Eliud Kipchoge today made history by finishing his INEOS159 challenge in under two hours. He cut the tape in 1:59:40.
The race started at 9:15am Kenyan time, Saturday morning in Vienna, Austria. Kipchoge skipped the 2019 World Athletics Championships and Berlin Marathon where he set the World record to train for today’s event.
This makes him the most successful long distance athlete of all time, making him the first man in the history of the sport to complete the 42km race in under two-hours.
He won the Olympic marathon in 2016 and is the current marathon world record holder with a time of 2:01:39 hours.
HISTORY! pic.twitter.com/qjLfofhL5s
— Eliud Kipchoge (@EliudKipchoge) October 12, 2019
BERLIN MARATHON
Kipchoge’s world record run at the 2018 Berlin Marathon broke the previous world record by 1 minute and 18 seconds.
Kipchoge won his first individual world championship title in 2003 by winning the junior race at the IAAF World Cross Country Championships and setting a world junior record over 5000 m on the track.
At the age of eighteen, he became the senior 5000 m world champion at the 2003 World Championships in Athletics with a championships record, then followed with an Olympic bronze for Kenya in 2004 and a bronze at the 2006 IAAF World Indoor Championships.

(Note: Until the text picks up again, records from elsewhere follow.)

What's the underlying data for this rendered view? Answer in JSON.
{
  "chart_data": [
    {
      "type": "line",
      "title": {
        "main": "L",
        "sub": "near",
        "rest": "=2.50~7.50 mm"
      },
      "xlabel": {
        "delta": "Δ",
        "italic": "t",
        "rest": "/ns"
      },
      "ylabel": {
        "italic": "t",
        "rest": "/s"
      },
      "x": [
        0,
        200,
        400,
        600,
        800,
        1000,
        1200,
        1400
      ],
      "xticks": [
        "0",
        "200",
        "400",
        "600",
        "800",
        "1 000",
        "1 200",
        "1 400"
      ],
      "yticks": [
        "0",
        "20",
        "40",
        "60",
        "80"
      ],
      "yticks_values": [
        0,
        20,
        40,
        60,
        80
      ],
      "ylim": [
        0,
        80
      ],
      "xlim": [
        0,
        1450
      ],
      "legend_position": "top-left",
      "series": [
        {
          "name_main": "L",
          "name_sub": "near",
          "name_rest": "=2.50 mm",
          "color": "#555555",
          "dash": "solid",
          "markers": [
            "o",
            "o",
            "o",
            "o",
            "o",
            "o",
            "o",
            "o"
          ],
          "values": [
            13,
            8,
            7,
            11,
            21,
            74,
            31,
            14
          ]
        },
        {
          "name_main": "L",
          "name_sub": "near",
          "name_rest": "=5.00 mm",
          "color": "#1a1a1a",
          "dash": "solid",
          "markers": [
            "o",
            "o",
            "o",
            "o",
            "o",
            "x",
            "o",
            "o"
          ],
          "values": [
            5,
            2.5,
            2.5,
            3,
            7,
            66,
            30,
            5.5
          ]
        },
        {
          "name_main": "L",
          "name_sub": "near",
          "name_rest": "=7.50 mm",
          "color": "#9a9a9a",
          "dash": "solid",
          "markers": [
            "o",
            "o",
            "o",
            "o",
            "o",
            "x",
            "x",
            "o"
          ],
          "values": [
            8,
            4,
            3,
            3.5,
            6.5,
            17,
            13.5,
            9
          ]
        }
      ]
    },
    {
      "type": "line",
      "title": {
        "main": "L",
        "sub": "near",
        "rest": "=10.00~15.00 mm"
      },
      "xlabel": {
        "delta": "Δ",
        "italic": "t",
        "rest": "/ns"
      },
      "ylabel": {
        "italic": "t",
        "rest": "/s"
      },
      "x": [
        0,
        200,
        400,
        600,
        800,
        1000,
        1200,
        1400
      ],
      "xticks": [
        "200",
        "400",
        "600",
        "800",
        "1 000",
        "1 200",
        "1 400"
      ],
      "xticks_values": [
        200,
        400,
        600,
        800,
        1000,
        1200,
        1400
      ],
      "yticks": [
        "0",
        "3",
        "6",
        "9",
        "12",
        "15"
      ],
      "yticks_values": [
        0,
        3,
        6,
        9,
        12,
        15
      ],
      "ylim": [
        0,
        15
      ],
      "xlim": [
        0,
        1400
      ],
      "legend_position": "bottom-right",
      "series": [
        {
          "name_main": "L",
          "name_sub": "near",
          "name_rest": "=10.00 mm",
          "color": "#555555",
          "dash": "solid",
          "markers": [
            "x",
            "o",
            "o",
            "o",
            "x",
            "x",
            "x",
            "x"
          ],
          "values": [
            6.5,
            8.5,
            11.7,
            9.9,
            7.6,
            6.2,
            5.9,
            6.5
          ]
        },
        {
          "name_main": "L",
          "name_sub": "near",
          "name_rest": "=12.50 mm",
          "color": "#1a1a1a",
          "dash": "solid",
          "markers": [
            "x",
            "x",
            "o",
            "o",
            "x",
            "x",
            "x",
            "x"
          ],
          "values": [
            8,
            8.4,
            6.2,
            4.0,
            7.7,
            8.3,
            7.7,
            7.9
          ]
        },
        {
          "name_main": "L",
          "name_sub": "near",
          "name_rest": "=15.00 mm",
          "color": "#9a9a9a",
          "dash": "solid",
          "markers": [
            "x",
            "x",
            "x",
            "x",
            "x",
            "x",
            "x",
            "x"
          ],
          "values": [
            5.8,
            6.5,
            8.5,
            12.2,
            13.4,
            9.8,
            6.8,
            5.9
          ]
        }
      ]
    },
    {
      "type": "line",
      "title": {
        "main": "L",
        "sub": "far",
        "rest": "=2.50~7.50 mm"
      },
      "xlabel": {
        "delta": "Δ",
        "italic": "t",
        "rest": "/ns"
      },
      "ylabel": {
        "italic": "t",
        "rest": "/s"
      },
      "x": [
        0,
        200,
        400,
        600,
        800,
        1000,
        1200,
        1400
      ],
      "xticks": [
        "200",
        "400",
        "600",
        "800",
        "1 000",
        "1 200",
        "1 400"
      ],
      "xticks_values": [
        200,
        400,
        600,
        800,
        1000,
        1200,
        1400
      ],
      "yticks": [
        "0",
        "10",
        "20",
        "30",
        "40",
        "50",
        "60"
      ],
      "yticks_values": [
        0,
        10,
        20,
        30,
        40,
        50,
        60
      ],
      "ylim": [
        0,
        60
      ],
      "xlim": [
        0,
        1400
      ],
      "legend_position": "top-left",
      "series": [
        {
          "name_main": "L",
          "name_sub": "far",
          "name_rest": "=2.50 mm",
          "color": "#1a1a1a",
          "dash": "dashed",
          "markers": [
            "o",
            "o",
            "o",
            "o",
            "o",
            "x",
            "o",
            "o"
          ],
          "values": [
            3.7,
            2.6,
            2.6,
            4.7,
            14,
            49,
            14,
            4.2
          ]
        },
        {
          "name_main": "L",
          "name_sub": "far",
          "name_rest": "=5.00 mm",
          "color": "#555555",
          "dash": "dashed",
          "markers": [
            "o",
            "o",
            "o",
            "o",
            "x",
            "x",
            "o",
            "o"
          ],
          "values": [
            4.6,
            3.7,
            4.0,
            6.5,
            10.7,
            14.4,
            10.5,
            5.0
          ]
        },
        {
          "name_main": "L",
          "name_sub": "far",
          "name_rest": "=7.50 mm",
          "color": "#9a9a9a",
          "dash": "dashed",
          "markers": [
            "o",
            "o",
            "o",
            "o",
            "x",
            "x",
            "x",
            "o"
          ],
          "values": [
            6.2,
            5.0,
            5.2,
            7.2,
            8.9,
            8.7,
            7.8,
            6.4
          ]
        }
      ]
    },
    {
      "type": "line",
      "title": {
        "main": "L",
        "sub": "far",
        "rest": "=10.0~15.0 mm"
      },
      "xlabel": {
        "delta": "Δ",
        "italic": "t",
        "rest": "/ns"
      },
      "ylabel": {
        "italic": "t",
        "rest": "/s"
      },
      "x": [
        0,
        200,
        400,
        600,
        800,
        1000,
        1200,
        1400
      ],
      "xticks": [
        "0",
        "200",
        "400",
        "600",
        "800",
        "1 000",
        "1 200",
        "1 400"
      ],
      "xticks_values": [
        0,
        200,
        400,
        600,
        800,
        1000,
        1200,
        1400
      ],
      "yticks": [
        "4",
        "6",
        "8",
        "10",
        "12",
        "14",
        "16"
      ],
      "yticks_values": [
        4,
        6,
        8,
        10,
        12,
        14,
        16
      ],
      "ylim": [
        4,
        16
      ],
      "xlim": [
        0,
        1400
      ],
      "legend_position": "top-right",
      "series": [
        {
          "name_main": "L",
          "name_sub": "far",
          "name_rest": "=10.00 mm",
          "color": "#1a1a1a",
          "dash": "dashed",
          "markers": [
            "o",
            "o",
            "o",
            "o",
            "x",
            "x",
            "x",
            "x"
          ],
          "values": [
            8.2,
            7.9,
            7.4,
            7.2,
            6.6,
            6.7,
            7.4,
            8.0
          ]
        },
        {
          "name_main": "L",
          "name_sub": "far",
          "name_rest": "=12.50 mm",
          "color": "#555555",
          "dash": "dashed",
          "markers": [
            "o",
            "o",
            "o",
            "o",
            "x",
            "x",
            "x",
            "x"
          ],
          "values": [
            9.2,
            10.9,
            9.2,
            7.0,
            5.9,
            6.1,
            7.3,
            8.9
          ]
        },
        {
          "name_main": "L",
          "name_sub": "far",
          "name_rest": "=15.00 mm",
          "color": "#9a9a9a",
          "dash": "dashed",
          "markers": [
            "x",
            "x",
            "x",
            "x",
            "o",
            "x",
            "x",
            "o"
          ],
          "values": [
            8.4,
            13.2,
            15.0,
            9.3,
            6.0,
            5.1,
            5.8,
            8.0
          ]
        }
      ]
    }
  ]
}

A five-time World Championship 5000m finalist, Kipchoge took silver medals at the 2007 World Championships, 2008 Summer Olympics and 2010 Commonwealth Games.
He switched to road running in 2012 and made the second-fastest ever half marathon debut with 59:25 minutes. On his marathon debut he won the 2013 Hamburg Marathon in a course record time.
His first victory at a World Marathon Major came at the Chicago Marathon in 2014, and he went on to become series champion for 2016, 2017, and 2018. He won the London Marathon a record 4 times.
Described as the greatest marathoner of the modern era”,Kipchoge has won 12 of the 13 marathons he has entered, his only loss being a second place behind Wilson Kipsang Kiprotich at the 2013 Berlin Marathon, where Kipsang broke the world record.